Sur ce plan aussi, on constate de fortes différences entre branches. La part inexpliquée est la plus importante dans les transports et l'entreposage (89,6%), ainsi que dans l'industrie chimique et pharmaceutique (72,9%), largement au-dessus de la moyenne. L'OFS souligne par ailleurs que les petites entreprises sont davantage concernées que les grandes par cet écart sans raison claire.
Cependant, Aude Spang, secrétaire à l'égalité d'Unia, déplore le fait que la droite se focalise uniquement sur cette part inexpliquée des différences de salaire: «Si on occulte l’écart explicable, on passe à côté d'une grosse partie du problème, liée à des raisons structurelles, comme le fait que ce sont le plus souvent les femmes qui réduisent leur taux d'activité pour compenser les défaillances du système de garde d'enfants, et qu’elles ont donc moins de possibilités de progresser professionnellement.»
A ce propos, la syndicaliste considère que les chiffres de l’OFS sont biaisés, puisqu’ils ne prennent pas en compte le travail partiel, qui concerne majoritairement les femmes. «Il existe un indice européen qui en tient compte, le GOEG (Gender overall earnings gap, ndlr), ce qui donne un résultat encore plus mauvais. En 2018, selon cet indice, l'écart salarial dans le secteur privé suisse était de 43,2%, donc bien plus que les 17,5% calculés par l’OFS. Cela fait de nous le 3e pire élève d’Europe.»
Revoir la loi
L'égalité salariale est pourtant inscrite dans la Constitution fédérale depuis 1981. Mais Unia rappelle que les modestes améliorations n'ont été obtenues que grâce à des années de pression de la part des syndicats et des mouvements féministes. Le syndicat estime que la révision de la Loi sur l’égalité, entrée en vigueur en 2020, n’a pas eu beaucoup d’effet, puisque seules les 500 plus grandes entreprises du pays ont l’obligation d’analyser leurs salaires, alors que c’est dans les petites que le problème est le plus flagrant. De plus, les employeurs peuvent effectuer cet examen via des organes de révision privés, ce qui exclut les représentants des travailleurs et des travailleuses.

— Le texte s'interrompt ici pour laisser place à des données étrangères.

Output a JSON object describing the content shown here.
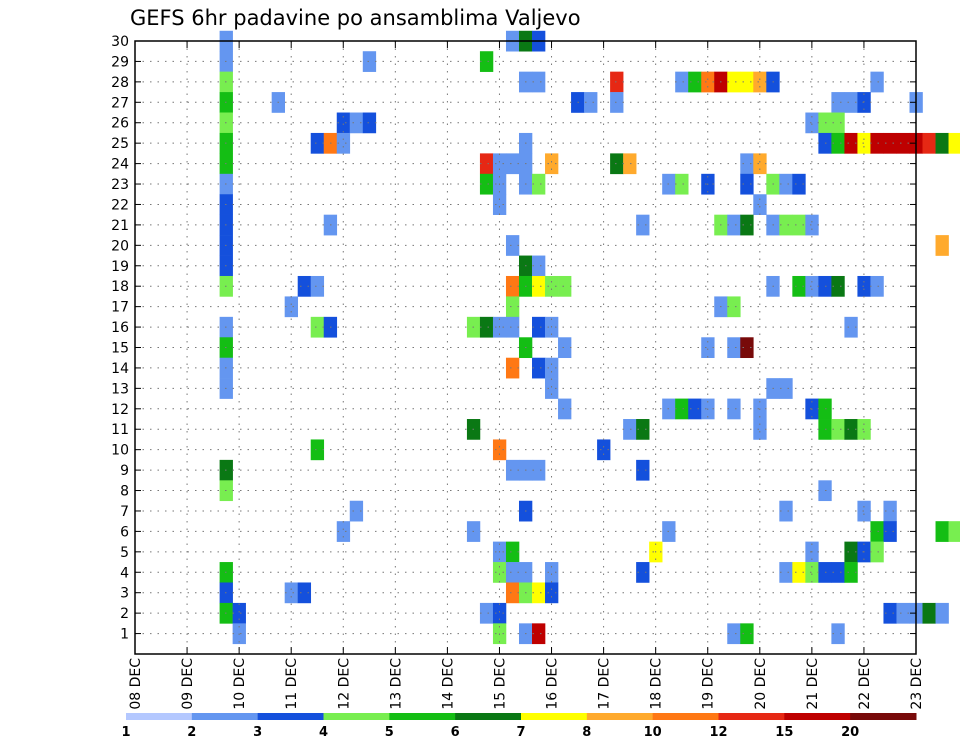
{
  "chart_data": {
    "type": "heatmap",
    "title": "GEFS 6hr padavine po ansamblima Valjevo",
    "xlabel": "",
    "ylabel": "",
    "x_ticks": [
      "08 DEC",
      "09 DEC",
      "10 DEC",
      "11 DEC",
      "12 DEC",
      "13 DEC",
      "14 DEC",
      "15 DEC",
      "16 DEC",
      "17 DEC",
      "18 DEC",
      "19 DEC",
      "20 DEC",
      "21 DEC",
      "22 DEC",
      "23 DEC"
    ],
    "y_ticks": [
      1,
      2,
      3,
      4,
      5,
      6,
      7,
      8,
      9,
      10,
      11,
      12,
      13,
      14,
      15,
      16,
      17,
      18,
      19,
      20,
      21,
      22,
      23,
      24,
      25,
      26,
      27,
      28,
      29,
      30
    ],
    "y_range": [
      0,
      30
    ],
    "x_range_days": 15,
    "grid": true,
    "legend_position": "bottom",
    "legend": {
      "colors": [
        "#b4c8ff",
        "#6496f0",
        "#1450dc",
        "#78ee50",
        "#14be14",
        "#0a7814",
        "#ffff00",
        "#ffaa2d",
        "#ff7814",
        "#e62814",
        "#be0000",
        "#780a0a"
      ],
      "labels": [
        "1",
        "2",
        "3",
        "4",
        "5",
        "6",
        "7",
        "8",
        "10",
        "12",
        "15",
        "20"
      ]
    },
    "cells": [
      [
        1.75,
        30,
        1
      ],
      [
        7.25,
        30,
        1
      ],
      [
        7.5,
        30,
        5
      ],
      [
        7.75,
        30,
        2
      ],
      [
        1.75,
        29,
        1
      ],
      [
        4.5,
        29,
        1
      ],
      [
        6.75,
        29,
        4
      ],
      [
        1.75,
        28,
        3
      ],
      [
        7.5,
        28,
        1
      ],
      [
        7.75,
        28,
        1
      ],
      [
        9.25,
        28,
        9
      ],
      [
        10.5,
        28,
        1
      ],
      [
        10.75,
        28,
        4
      ],
      [
        11,
        28,
        8
      ],
      [
        11.25,
        28,
        10
      ],
      [
        11.5,
        28,
        6
      ],
      [
        11.75,
        28,
        6
      ],
      [
        12,
        28,
        7
      ],
      [
        12.25,
        28,
        2
      ],
      [
        14.25,
        28,
        1
      ],
      [
        1.75,
        27,
        4
      ],
      [
        2.75,
        27,
        1
      ],
      [
        8.5,
        27,
        2
      ],
      [
        8.75,
        27,
        1
      ],
      [
        9.25,
        27,
        1
      ],
      [
        13.5,
        27,
        1
      ],
      [
        13.75,
        27,
        1
      ],
      [
        14,
        27,
        2
      ],
      [
        15,
        27,
        1
      ],
      [
        1.75,
        26,
        3
      ],
      [
        4,
        26,
        2
      ],
      [
        4.25,
        26,
        1
      ],
      [
        4.5,
        26,
        2
      ],
      [
        13,
        26,
        1
      ],
      [
        13.25,
        26,
        3
      ],
      [
        13.5,
        26,
        3
      ],
      [
        1.75,
        25,
        4
      ],
      [
        3.5,
        25,
        2
      ],
      [
        3.75,
        25,
        8
      ],
      [
        4,
        25,
        1
      ],
      [
        7.5,
        25,
        1
      ],
      [
        13.25,
        25,
        2
      ],
      [
        13.5,
        25,
        4
      ],
      [
        13.75,
        25,
        10
      ],
      [
        14,
        25,
        6
      ],
      [
        14.25,
        25,
        10
      ],
      [
        14.5,
        25,
        10
      ],
      [
        14.75,
        25,
        10
      ],
      [
        15,
        25,
        10
      ],
      [
        15.25,
        25,
        9
      ],
      [
        15.5,
        25,
        5
      ],
      [
        15.75,
        25,
        6
      ],
      [
        16,
        25,
        2
      ],
      [
        1.75,
        24,
        4
      ],
      [
        7.5,
        24,
        1
      ],
      [
        8,
        24,
        7
      ],
      [
        6.75,
        24,
        9
      ],
      [
        7,
        24,
        1
      ],
      [
        7.25,
        24,
        1
      ],
      [
        9.25,
        24,
        5
      ],
      [
        9.5,
        24,
        7
      ],
      [
        11.75,
        24,
        1
      ],
      [
        12,
        24,
        7
      ],
      [
        1.75,
        23,
        1
      ],
      [
        6.75,
        23,
        4
      ],
      [
        7,
        23,
        1
      ],
      [
        7.5,
        23,
        1
      ],
      [
        7.75,
        23,
        3
      ],
      [
        10.25,
        23,
        1
      ],
      [
        10.5,
        23,
        3
      ],
      [
        11,
        23,
        2
      ],
      [
        11.75,
        23,
        2
      ],
      [
        12.25,
        23,
        3
      ],
      [
        12.5,
        23,
        1
      ],
      [
        12.75,
        23,
        2
      ],
      [
        1.75,
        22,
        2
      ],
      [
        7,
        22,
        1
      ],
      [
        12,
        22,
        1
      ],
      [
        1.75,
        21,
        2
      ],
      [
        3.75,
        21,
        1
      ],
      [
        9.75,
        21,
        1
      ],
      [
        11.25,
        21,
        3
      ],
      [
        11.5,
        21,
        1
      ],
      [
        11.75,
        21,
        5
      ],
      [
        12.25,
        21,
        1
      ],
      [
        12.5,
        21,
        3
      ],
      [
        12.75,
        21,
        3
      ],
      [
        13,
        21,
        1
      ],
      [
        1.75,
        20,
        2
      ],
      [
        7.25,
        20,
        1
      ],
      [
        15.5,
        20,
        7
      ],
      [
        1.75,
        19,
        2
      ],
      [
        7.5,
        19,
        5
      ],
      [
        7.75,
        19,
        1
      ],
      [
        1.75,
        18,
        3
      ],
      [
        3.25,
        18,
        2
      ],
      [
        3.5,
        18,
        1
      ],
      [
        7.25,
        18,
        8
      ],
      [
        7.5,
        18,
        4
      ],
      [
        7.75,
        18,
        6
      ],
      [
        8,
        18,
        3
      ],
      [
        8.25,
        18,
        3
      ],
      [
        12.25,
        18,
        1
      ],
      [
        12.75,
        18,
        4
      ],
      [
        13,
        18,
        1
      ],
      [
        13.25,
        18,
        2
      ],
      [
        13.5,
        18,
        5
      ],
      [
        14,
        18,
        2
      ],
      [
        14.25,
        18,
        1
      ],
      [
        3,
        17,
        1
      ],
      [
        7.25,
        17,
        3
      ],
      [
        11.25,
        17,
        1
      ],
      [
        11.5,
        17,
        3
      ],
      [
        1.75,
        16,
        1
      ],
      [
        3.5,
        16,
        3
      ],
      [
        3.75,
        16,
        2
      ],
      [
        6.5,
        16,
        3
      ],
      [
        6.75,
        16,
        5
      ],
      [
        7,
        16,
        1
      ],
      [
        7.25,
        16,
        1
      ],
      [
        7.75,
        16,
        2
      ],
      [
        8,
        16,
        1
      ],
      [
        13.75,
        16,
        1
      ],
      [
        1.75,
        15,
        4
      ],
      [
        7.5,
        15,
        4
      ],
      [
        8.25,
        15,
        1
      ],
      [
        11,
        15,
        1
      ],
      [
        11.5,
        15,
        1
      ],
      [
        11.75,
        15,
        11
      ],
      [
        1.75,
        14,
        1
      ],
      [
        7.25,
        14,
        8
      ],
      [
        7.75,
        14,
        2
      ],
      [
        8,
        14,
        1
      ],
      [
        1.75,
        13,
        1
      ],
      [
        8,
        13,
        1
      ],
      [
        12.25,
        13,
        1
      ],
      [
        12.5,
        13,
        1
      ],
      [
        8.25,
        12,
        1
      ],
      [
        10.25,
        12,
        1
      ],
      [
        10.5,
        12,
        4
      ],
      [
        10.75,
        12,
        2
      ],
      [
        11,
        12,
        1
      ],
      [
        11.5,
        12,
        1
      ],
      [
        12,
        12,
        1
      ],
      [
        13,
        12,
        2
      ],
      [
        13.25,
        12,
        4
      ],
      [
        6.5,
        11,
        5
      ],
      [
        9.5,
        11,
        1
      ],
      [
        9.75,
        11,
        5
      ],
      [
        12,
        11,
        1
      ],
      [
        13.25,
        11,
        4
      ],
      [
        13.5,
        11,
        3
      ],
      [
        13.75,
        11,
        5
      ],
      [
        14,
        11,
        3
      ],
      [
        3.5,
        10,
        4
      ],
      [
        7,
        10,
        8
      ],
      [
        9,
        10,
        2
      ],
      [
        1.75,
        9,
        5
      ],
      [
        7.25,
        9,
        1
      ],
      [
        7.5,
        9,
        1
      ],
      [
        7.75,
        9,
        1
      ],
      [
        9.75,
        9,
        2
      ],
      [
        1.75,
        8,
        3
      ],
      [
        13.25,
        8,
        1
      ],
      [
        4.25,
        7,
        1
      ],
      [
        7.5,
        7,
        2
      ],
      [
        12.5,
        7,
        1
      ],
      [
        14,
        7,
        1
      ],
      [
        14.5,
        7,
        1
      ],
      [
        4,
        6,
        1
      ],
      [
        6.5,
        6,
        1
      ],
      [
        10.25,
        6,
        1
      ],
      [
        14.25,
        6,
        4
      ],
      [
        14.5,
        6,
        2
      ],
      [
        15.5,
        6,
        4
      ],
      [
        15.75,
        6,
        3
      ],
      [
        7,
        5,
        1
      ],
      [
        7.25,
        5,
        4
      ],
      [
        10,
        5,
        6
      ],
      [
        13,
        5,
        1
      ],
      [
        13.75,
        5,
        5
      ],
      [
        14,
        5,
        2
      ],
      [
        14.25,
        5,
        3
      ],
      [
        1.75,
        4,
        4
      ],
      [
        7,
        4,
        3
      ],
      [
        7.25,
        4,
        1
      ],
      [
        7.5,
        4,
        1
      ],
      [
        8,
        4,
        1
      ],
      [
        9.75,
        4,
        2
      ],
      [
        12.5,
        4,
        1
      ],
      [
        12.75,
        4,
        6
      ],
      [
        13,
        4,
        3
      ],
      [
        13.25,
        4,
        2
      ],
      [
        13.5,
        4,
        2
      ],
      [
        13.75,
        4,
        4
      ],
      [
        1.75,
        3,
        2
      ],
      [
        3,
        3,
        1
      ],
      [
        3.25,
        3,
        2
      ],
      [
        7.25,
        3,
        8
      ],
      [
        7.5,
        3,
        3
      ],
      [
        7.75,
        3,
        6
      ],
      [
        8,
        3,
        2
      ],
      [
        1.75,
        2,
        4
      ],
      [
        2,
        2,
        2
      ],
      [
        6.75,
        2,
        1
      ],
      [
        7,
        2,
        2
      ],
      [
        14.5,
        2,
        2
      ],
      [
        14.75,
        2,
        1
      ],
      [
        15,
        2,
        1
      ],
      [
        15.25,
        2,
        5
      ],
      [
        15.5,
        2,
        1
      ],
      [
        2,
        1,
        1
      ],
      [
        7,
        1,
        3
      ],
      [
        7.5,
        1,
        1
      ],
      [
        7.75,
        1,
        10
      ],
      [
        11.5,
        1,
        1
      ],
      [
        11.75,
        1,
        4
      ],
      [
        13.5,
        1,
        1
      ]
    ]
  }
}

Unia souhaite que la Loi sur l’égalité soit adaptée. Le syndicat exige notamment des contrôles réguliers des salaires dans les entreprises, y compris les petites, réalisés par des organismes indépendants et transparents. II veut également un durcissement des sanctions à l'égard des contrevenants. «Actuellement, déplore Aude Spang, la seule contrainte pour eux, c’est de procéder à une nouvelle analyse quatre ans plus tard.» Enfin, Unia demande que les salaires soient augmentés dans les branches à forte proportion de femmes, et que davantage de places d’accueil abordables pour les enfants soient créées, pour en finir avec les inégalités structurelles.
Mais au niveau politique, rien ne bouge pour l’instant. «On nous répète sans arrêt qu'il faut attendre le bilan intermédiaire de la Loi sur l’égalité que fera le Conseil fédéral en 2025. Cela évolue beaucoup trop lentement, s’impatiente Aude Spang. Combien de temps faudra-t-il encore attendre avant que l'égalité salariale ne devienne réalité?»